Nickel tested products are not necessarily nickel free. This label means that the product has a trace amount of nickel that is 10 times lower than the amount that generally triggers allergic reactions. The only information that I could find regarding regulation of this label is The Nickel Direction, which was a European Union directive that regulated the use of nickel several products, most prominently jewelry. Fair Trade Products with a label that include the fair trade symbol, which is owned and licensed by Fairtrade International, have met the social, environmental, and economic standards set by fair trade. These are internationally agreed upon standards for farmers and workers that aim to improve their lives and communities. All around the world, conventional trade discriminates against the poorest, weakest producers. Fair trade gives those workers better positions, more control over their own lives, and sustainable livelihoods. Standards include protection of workers’ rights, environment, and payment.

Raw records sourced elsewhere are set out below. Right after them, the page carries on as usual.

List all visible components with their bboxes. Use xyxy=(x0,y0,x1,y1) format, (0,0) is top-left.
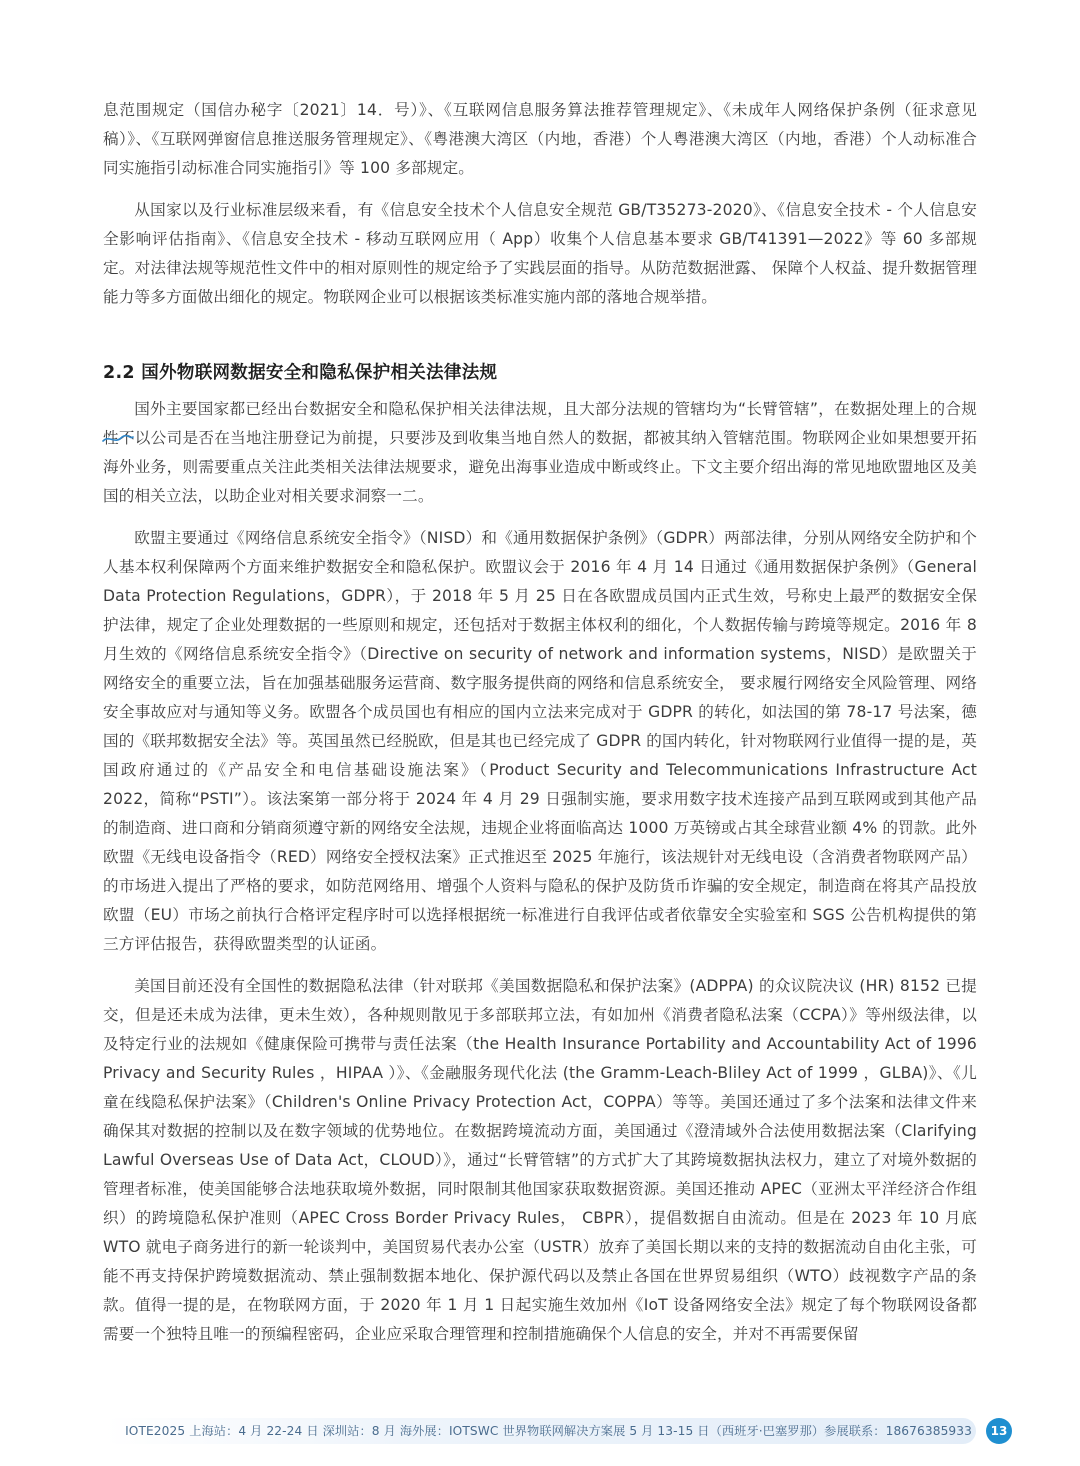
paragraph-foreign-overview: 国外主要国家都已经出台数据安全和隐私保护相关法律法规，且大部分法规的管辖均为“长臂管辖”，在数据处理上的合规性不以公司是否在当地注册登记为前提，只要涉及到收集当地自然人的数据，都被其纳入管辖范围。物联网企业如果想要开拓海外业务，则需要重点关注此类相关法律法规要求，避免出海事业造成中断或终止。下文主要介绍出海的常见地欧盟地区及美国的相关立法，以助企业对相关要求洞察一二。 xyxy=(103,400,977,505)
footer-event-info: IOTE2025 上海站：4 月 22-24 日 深圳站：8 月 海外展：IOTSWC 世界物联网解决方案展 5 月 13-15 日（西班牙·巴塞罗那）参展联系：18676385933 xyxy=(125,1424,972,1438)
paragraph-regulations-continued: 息范围规定（国信办秘字〔2021〕14．号）》、《互联网信息服务算法推荐管理规定》、《未成年人网络保护条例（征求意见稿）》、《互联网弹窗信息推送服务管理规定》、《粤港澳大湾区（内地，香港）个人粤港澳大湾区（内地，香港）个人动标准合同实施指引动标准合同实施指引》等 100 多部规定。 xyxy=(103,101,977,177)
section-title: 2.2 国外物联网数据安全和隐私保护相关法律法规 xyxy=(103,363,498,383)
page-number-badge: 13 xyxy=(986,1418,1012,1444)
page-footer xyxy=(104,1416,1008,1446)
paragraph-us-laws: 美国目前还没有全国性的数据隐私法律（针对联邦《美国数据隐私和保护法案》(ADPPA) 的众议院决议 (HR) 8152 已提交，但是还未成为法律，更未生效），各种规则散见于多部联邦立法，有如加州《消费者隐私法案（CCPA）》等州级法律，以及特定行业的法规如《健康保险可携带与责任法案（the Health Insurance Portability and Accountability Act of 1996 Privacy and Security Rules ，HIPAA ）》、《金融服务现代化法 (the Gramm-Leach-Bliley Act of 1999 ，GLBA)》、《儿童在线隐私保护法案》（Children's Online Privacy Protection Act，COPPA）等等。美国还通过了多个法案和法律文件来确保其对数据的控制以及在数字领域的优势地位。在数据跨境流动方面，美国通过《澄清域外合法使用数据法案（Clarifying Lawful Overseas Use of Data Act，CLOUD）》，通过“长臂管辖”的方式扩大了其跨境数据执法权力，建立了对境外数据的管理者标准，使美国能够合法地获取境外数据，同时限制其他国家获取数据资源。美国还推动 APEC（亚洲太平洋经济合作组织）的跨境隐私保护准则（APEC Cross Border Privacy Rules， CBPR），提倡数据自由流动。但是在 2023 年 10 月底 WTO 就电子商务进行的新一轮谈判中，美国贸易代表办公室（USTR）放弃了美国长期以来的支持的数据流动自由化主张，可能不再支持保护跨境数据流动、禁止强制数据本地化、保护源代码以及禁止各国在世界贸易组织（WTO）歧视数字产品的条款。值得一提的是，在物联网方面，于 2020 年 1 月 1 日起实施生效加州《IoT 设备网络安全法》规定了每个物联网设备都需要一个独特且唯一的预编程密码，企业应采取合理管理和控制措施确保个人信息的安全，并对不再需要保留 xyxy=(103,977,977,1343)
paragraph-national-standards: 从国家以及行业标准层级来看，有《信息安全技术个人信息安全规范 GB/T35273-2020》、《信息安全技术 - 个人信息安全影响评估指南》、《信息安全技术 - 移动互联网应用（ App）收集个人信息基本要求 GB/T41391—2022》等 60 多部规定。对法律法规等规范性文件中的相对原则性的规定给予了实践层面的指导。从防范数据泄露、 保障个人权益、提升数据管理能力等多方面做出细化的规定。物联网企业可以根据该类标准实施内部的落地合规举措。 xyxy=(103,201,977,306)
handwritten-mark-icon xyxy=(101,432,135,446)
paragraph-eu-laws: 欧盟主要通过《网络信息系统安全指令》（NISD）和《通用数据保护条例》（GDPR）两部法律，分别从网络安全防护和个人基本权利保障两个方面来维护数据安全和隐私保护。欧盟议会于 2016 年 4 月 14 日通过《通用数据保护条例》（General Data Protection Regulations，GDPR），于 2018 年 5 月 25 日在各欧盟成员国内正式生效，号称史上最严的数据安全保护法律，规定了企业处理数据的一些原则和规定，还包括对于数据主体权利的细化，个人数据传输与跨境等规定。2016 年 8 月生效的《网络信息系统安全指令》（Directive on security of network and information systems，NISD）是欧盟关于网络安全的重要立法，旨在加强基础服务运营商、数字服务提供商的网络和信息系统安全， 要求履行网络安全风险管理、网络安全事故应对与通知等义务。欧盟各个成员国也有相应的国内立法来完成对于 GDPR 的转化，如法国的第 78-17 号法案，德国的《联邦数据安全法》等。英国虽然已经脱欧，但是其也已经完成了 GDPR 的国内转化，针对物联网行业值得一提的是，英国政府通过的《产品安全和电信基础设施法案》（Product Security and Telecommunications Infrastructure Act 2022，简称“PSTI”）。该法案第一部分将于 2024 年 4 月 29 日强制实施，要求用数字技术连接产品到互联网或到其他产品的制造商、进口商和分销商须遵守新的网络安全法规，违规企业将面临高达 1000 万英镑或占其全球营业额 4% 的罚款。此外欧盟《无线电设备指令（RED）网络安全授权法案》正式推迟至 2025 年施行，该法规针对无线电设（含消费者物联网产品）的市场进入提出了严格的要求，如防范网络用、增强个人资料与隐私的保护及防货币诈骗的安全规定，制造商在将其产品投放欧盟（EU）市场之前执行合格评定程序时可以选择根据统一标准进行自我评估或者依靠安全实验室和 SGS 公告机构提供的第三方评估报告，获得欧盟类型的认证函。 xyxy=(103,529,977,953)
page-content xyxy=(103,96,977,1362)
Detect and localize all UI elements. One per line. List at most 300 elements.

Since it is considered one of the most trusted ethical marks in the world, Fairtrade International takes steps to make sure the logo is being used correctly and only by companies that have met the standards that can be found here. In order to use this symbol, prior written approval from Fairtrade International is required and can only be acquired after they check that standards have been met by farmers, workers, and companies that are part of a product supply chain. All of their standards work together to ensure that farmers and producers of key ingredients in the foods that companies produce every day are paid a living wage. There are over 1.65 million farmers and workers in the Fair trade system, and by buying fair trade products, you are ensuring that each of those workers have a decent working condition and are paid a living wage. Soil Association The soil association is a membership charity that supports healthy, humane, sustainable food, farming, and land use. The organization’s believe is that good food should be the easy choice for everyone, no matter where they reside. More than 6,000 businesses work with Soil Association and have their certification, which requires organic ingredients and farming standards that are free of harmful chemicals.
The Soil Association certified products in the food and drink, farming, beauty and well-being, fashion and textiles, forestry, and catering industries. Each industry has its own set strict of regulations and standards, all of which can be reviewed here.